No coach can be successful without a strong staff and Messina has done well choosing his assistants over the years. He named Renato Pasquali, Giordano Consolini, Lele Molin, Dan Shamir, Evgeny Pashutin, Dima Shakulin and Quin Snyder among his assistants who have gone on to lead teams of their own, while also mentioning Mario Fioretti and Gianmarco Pozzecco, the latter of whom has been already a head coach, as two with bright coaching futures.
"All these people had been so gracious to cope with my bad character and been great friends, loyal, helping, trying to develop our teams and help our teams to win,” Messina explained. “I have always said that being an assistant coach must be the most difficult job ever because you work like crazy, you don’t get sometimes the credit that you feel you deserve, sometimes you get the blame that you feel you might not deserve, so it’s not a great work. And I have been lucky I found so many great coaches willing to sacrifice in that position."
Messina said that he believes he has several current players with the ability to become successful coaches down the road, but added that they probably won’t go down that road because “they are very smart and they know that the biggest difference, unfortunately, is that a player, even after a bad loss or a bad performance, correctly, takes a shower and starts thinking about the next one. You, as a coach, after a bad game or even after a so-so game, you kill yourself at night watching film because you are never happy.

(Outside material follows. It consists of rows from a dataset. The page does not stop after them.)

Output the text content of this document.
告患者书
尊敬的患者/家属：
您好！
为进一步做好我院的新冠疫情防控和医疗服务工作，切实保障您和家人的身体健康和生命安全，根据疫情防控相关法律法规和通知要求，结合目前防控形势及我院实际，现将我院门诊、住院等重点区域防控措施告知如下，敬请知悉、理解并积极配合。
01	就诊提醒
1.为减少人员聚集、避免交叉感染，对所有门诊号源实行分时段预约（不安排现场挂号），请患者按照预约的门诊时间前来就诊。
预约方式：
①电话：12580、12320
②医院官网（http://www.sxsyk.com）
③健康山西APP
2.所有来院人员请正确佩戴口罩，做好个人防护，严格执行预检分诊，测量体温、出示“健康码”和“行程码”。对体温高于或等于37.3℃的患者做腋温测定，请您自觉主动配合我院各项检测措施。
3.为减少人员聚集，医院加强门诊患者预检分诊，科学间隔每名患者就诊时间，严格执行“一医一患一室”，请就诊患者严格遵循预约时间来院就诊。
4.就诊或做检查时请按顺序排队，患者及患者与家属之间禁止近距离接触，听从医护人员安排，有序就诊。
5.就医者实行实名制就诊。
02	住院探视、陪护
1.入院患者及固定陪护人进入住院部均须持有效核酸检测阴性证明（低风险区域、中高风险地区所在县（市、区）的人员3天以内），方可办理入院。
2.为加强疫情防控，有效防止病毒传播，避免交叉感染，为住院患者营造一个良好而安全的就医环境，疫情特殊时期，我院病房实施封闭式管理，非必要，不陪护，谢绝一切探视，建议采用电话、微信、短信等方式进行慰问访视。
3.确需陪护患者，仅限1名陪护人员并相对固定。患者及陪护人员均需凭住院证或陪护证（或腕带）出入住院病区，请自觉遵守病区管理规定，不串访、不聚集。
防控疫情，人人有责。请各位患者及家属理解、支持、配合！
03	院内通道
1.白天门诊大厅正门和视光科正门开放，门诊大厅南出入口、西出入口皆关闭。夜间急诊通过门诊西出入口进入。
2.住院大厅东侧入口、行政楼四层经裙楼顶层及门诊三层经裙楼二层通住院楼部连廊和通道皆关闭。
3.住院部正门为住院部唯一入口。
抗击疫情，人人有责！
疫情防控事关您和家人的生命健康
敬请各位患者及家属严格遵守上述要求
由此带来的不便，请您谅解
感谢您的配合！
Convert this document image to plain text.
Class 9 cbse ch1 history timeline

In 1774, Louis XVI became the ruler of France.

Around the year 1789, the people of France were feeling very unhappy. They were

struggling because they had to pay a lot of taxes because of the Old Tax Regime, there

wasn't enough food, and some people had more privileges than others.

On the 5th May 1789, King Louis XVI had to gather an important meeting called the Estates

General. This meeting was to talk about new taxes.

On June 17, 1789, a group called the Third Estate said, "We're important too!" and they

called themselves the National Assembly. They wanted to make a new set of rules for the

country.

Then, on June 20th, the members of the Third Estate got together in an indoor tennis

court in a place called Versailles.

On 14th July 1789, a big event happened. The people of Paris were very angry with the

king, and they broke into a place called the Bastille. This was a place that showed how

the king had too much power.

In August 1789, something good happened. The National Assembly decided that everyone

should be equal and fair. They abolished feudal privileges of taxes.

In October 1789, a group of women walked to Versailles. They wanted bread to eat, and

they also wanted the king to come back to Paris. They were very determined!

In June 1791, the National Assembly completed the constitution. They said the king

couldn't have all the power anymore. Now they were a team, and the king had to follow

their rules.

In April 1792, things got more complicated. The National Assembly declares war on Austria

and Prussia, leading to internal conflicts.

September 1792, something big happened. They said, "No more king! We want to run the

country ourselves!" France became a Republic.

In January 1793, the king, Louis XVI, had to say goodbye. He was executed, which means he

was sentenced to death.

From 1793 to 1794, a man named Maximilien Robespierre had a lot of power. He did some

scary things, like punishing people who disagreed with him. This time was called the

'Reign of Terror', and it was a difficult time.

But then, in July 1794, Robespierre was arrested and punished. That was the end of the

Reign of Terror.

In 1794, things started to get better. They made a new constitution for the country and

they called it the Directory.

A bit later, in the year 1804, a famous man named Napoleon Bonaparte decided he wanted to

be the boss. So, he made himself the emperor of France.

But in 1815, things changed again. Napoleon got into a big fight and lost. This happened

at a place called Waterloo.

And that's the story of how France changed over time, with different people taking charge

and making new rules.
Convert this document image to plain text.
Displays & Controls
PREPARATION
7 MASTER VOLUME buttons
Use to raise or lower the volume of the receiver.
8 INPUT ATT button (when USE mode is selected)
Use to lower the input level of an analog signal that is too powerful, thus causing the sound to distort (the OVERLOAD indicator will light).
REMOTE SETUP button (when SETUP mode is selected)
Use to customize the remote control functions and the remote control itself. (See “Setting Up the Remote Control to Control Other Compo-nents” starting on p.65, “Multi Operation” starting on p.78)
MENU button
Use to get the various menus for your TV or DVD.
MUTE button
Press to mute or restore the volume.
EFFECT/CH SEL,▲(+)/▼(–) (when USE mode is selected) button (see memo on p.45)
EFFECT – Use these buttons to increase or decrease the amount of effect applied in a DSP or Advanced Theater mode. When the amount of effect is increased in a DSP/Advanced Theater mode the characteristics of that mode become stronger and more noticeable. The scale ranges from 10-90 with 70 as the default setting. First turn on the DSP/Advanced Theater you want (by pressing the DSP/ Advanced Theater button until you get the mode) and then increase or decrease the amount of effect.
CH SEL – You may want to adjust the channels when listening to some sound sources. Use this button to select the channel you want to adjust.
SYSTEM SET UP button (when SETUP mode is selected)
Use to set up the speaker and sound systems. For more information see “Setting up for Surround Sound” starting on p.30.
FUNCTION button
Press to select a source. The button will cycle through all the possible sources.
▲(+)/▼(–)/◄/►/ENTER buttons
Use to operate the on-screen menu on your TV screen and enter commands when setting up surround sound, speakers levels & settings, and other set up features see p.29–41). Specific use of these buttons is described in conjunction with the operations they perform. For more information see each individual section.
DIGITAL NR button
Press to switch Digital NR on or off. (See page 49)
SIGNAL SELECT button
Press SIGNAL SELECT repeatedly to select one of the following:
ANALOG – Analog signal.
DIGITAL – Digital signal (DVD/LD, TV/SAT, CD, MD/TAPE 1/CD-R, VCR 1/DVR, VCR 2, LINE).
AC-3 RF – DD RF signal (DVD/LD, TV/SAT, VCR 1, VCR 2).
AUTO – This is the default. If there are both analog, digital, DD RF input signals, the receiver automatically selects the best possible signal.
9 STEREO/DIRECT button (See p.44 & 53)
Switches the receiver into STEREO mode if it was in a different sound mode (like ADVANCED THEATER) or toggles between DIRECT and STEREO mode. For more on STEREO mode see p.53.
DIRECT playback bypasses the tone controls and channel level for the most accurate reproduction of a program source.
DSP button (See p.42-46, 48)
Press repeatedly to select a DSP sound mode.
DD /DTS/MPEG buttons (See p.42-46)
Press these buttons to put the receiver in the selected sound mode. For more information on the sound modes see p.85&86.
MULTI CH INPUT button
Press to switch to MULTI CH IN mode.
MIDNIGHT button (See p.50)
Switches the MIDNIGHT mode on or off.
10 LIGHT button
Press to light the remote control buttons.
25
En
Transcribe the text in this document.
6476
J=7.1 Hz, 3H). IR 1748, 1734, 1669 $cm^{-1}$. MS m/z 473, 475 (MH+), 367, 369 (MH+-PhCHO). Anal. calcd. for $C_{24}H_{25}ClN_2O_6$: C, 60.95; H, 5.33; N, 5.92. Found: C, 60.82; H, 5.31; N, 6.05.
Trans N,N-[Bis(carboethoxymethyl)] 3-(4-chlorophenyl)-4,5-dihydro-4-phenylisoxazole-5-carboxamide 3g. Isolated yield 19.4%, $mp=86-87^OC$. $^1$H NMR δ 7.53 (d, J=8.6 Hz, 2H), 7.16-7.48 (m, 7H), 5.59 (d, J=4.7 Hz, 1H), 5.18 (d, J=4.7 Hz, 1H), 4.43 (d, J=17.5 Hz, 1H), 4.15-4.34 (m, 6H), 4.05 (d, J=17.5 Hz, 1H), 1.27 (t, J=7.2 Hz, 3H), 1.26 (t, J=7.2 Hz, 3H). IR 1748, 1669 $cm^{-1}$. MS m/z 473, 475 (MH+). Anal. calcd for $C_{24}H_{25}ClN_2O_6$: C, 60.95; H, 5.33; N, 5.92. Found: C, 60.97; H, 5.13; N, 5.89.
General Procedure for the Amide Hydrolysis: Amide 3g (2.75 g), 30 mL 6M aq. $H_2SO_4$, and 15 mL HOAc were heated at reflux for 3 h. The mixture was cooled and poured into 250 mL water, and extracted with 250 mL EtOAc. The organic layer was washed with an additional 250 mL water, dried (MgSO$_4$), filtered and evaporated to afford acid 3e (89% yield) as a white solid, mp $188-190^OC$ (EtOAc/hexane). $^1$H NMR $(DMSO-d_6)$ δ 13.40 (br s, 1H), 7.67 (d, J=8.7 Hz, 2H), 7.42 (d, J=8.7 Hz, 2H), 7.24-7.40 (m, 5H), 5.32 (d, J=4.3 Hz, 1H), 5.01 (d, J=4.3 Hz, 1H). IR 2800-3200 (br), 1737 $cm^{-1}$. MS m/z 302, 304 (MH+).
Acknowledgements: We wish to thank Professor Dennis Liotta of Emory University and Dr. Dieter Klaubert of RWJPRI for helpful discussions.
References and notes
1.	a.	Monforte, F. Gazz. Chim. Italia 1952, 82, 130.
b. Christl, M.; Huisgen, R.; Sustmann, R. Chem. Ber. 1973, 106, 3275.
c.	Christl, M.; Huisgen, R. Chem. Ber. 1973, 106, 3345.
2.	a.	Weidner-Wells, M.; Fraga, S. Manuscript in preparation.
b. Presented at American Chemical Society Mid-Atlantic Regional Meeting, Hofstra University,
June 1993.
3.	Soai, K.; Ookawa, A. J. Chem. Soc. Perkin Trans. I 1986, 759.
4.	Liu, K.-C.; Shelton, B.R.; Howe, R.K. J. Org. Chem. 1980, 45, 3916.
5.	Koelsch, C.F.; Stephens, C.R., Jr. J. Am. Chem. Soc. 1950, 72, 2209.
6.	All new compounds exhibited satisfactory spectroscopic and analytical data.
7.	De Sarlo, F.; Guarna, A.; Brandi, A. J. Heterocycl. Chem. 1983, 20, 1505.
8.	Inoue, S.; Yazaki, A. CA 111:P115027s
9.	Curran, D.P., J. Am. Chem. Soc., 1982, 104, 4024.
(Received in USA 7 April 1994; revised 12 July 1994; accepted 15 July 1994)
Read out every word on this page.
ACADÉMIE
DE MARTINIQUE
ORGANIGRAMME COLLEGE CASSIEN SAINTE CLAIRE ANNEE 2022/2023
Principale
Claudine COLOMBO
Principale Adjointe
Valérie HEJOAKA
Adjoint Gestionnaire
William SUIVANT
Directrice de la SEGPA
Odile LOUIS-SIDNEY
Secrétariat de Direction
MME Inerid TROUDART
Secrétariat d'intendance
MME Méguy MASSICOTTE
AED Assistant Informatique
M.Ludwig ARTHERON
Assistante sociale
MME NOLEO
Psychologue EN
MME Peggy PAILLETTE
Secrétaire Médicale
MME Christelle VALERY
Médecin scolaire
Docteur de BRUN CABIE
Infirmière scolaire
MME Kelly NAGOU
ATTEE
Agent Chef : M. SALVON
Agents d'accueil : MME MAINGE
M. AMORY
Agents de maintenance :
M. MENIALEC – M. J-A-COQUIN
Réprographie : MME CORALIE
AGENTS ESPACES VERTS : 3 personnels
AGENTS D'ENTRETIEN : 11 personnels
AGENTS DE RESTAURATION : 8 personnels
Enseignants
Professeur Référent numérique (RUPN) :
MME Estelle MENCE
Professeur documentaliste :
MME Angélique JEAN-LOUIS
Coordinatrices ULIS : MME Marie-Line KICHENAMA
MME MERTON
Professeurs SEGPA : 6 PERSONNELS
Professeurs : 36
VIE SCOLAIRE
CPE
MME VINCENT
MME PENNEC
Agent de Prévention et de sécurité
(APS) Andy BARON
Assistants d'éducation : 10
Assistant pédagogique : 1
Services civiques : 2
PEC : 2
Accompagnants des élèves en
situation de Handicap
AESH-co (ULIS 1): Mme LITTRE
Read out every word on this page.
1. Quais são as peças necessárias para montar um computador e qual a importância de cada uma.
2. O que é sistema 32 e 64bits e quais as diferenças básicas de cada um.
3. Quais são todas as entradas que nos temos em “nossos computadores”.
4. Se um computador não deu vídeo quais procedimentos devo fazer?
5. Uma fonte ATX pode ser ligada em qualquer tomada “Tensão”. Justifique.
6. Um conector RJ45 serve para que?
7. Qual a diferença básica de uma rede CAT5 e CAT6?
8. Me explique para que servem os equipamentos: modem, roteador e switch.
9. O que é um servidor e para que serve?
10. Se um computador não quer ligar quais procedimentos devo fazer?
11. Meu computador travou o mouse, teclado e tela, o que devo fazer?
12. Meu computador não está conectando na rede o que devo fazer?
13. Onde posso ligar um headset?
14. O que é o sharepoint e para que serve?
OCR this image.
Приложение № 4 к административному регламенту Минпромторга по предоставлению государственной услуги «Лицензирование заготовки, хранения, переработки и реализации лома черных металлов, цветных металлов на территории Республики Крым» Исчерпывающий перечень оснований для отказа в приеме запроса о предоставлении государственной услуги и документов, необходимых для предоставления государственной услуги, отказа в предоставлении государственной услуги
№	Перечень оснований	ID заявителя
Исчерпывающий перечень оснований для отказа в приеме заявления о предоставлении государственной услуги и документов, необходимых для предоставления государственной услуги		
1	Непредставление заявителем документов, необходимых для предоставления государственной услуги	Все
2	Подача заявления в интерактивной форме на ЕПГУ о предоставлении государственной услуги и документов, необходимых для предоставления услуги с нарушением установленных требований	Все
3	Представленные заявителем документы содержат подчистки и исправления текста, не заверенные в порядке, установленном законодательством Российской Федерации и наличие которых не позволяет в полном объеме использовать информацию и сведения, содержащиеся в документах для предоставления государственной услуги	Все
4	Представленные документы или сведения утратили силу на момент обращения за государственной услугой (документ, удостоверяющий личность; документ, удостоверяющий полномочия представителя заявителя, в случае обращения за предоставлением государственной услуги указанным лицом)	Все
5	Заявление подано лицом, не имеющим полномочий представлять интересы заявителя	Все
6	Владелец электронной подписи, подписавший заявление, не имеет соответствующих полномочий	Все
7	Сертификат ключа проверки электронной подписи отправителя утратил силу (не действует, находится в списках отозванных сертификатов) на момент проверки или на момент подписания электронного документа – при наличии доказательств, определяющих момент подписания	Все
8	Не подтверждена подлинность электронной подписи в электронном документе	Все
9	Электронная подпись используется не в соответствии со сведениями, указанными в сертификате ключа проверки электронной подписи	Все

"And the player is right on doing that because all players have to be fresh for the next challenge, and unfortunately, to be a coach, that’s not the fun part. There are many fun parts, but not that specifically."
Among the many reasons Messina is regarded as a legend on the sidelines is because he does much more than improve his players' physical skills or feed them Xs and Os. Messina explained how he helps his players think faster and why that is so important.
"I think we can help players to think faster, I think is one of our great challenges as coaches."
"Our sport is very difficult. It’s very difficult because you have to transform thinking and instinct. Thinking means that you need to, let’s say, define situations, read them in advance and react correctly. When these things become automatic, that as soon as you start something, you already know what you are going to do, that’s instinct, in my opinion, or something that tells you how to face different situations,” Messina said.
“So it cannot be just the wild irrational instinct, because even those great champions that look like they are doing something a little bit wild, there’s always a reason why they do that, because they have seen the situation on the court and they have reacted through their amazing talent. But they have seen it, and otherwise, it becomes something like playing [for the] jackpot at the lottery. Those great players, even when try something that might look wild, they have a reason because they thought.
“And their thinking is so fast that there’s almost something unnatural, like an instinct. It’s a great quality, you can probably help your players to improve that because you can help them to watch the right spots on the court, to look at the defense rather than the offense or whatever, so they can think faster. I think we can help players to think faster, I think it's one of our great challenges as coaches."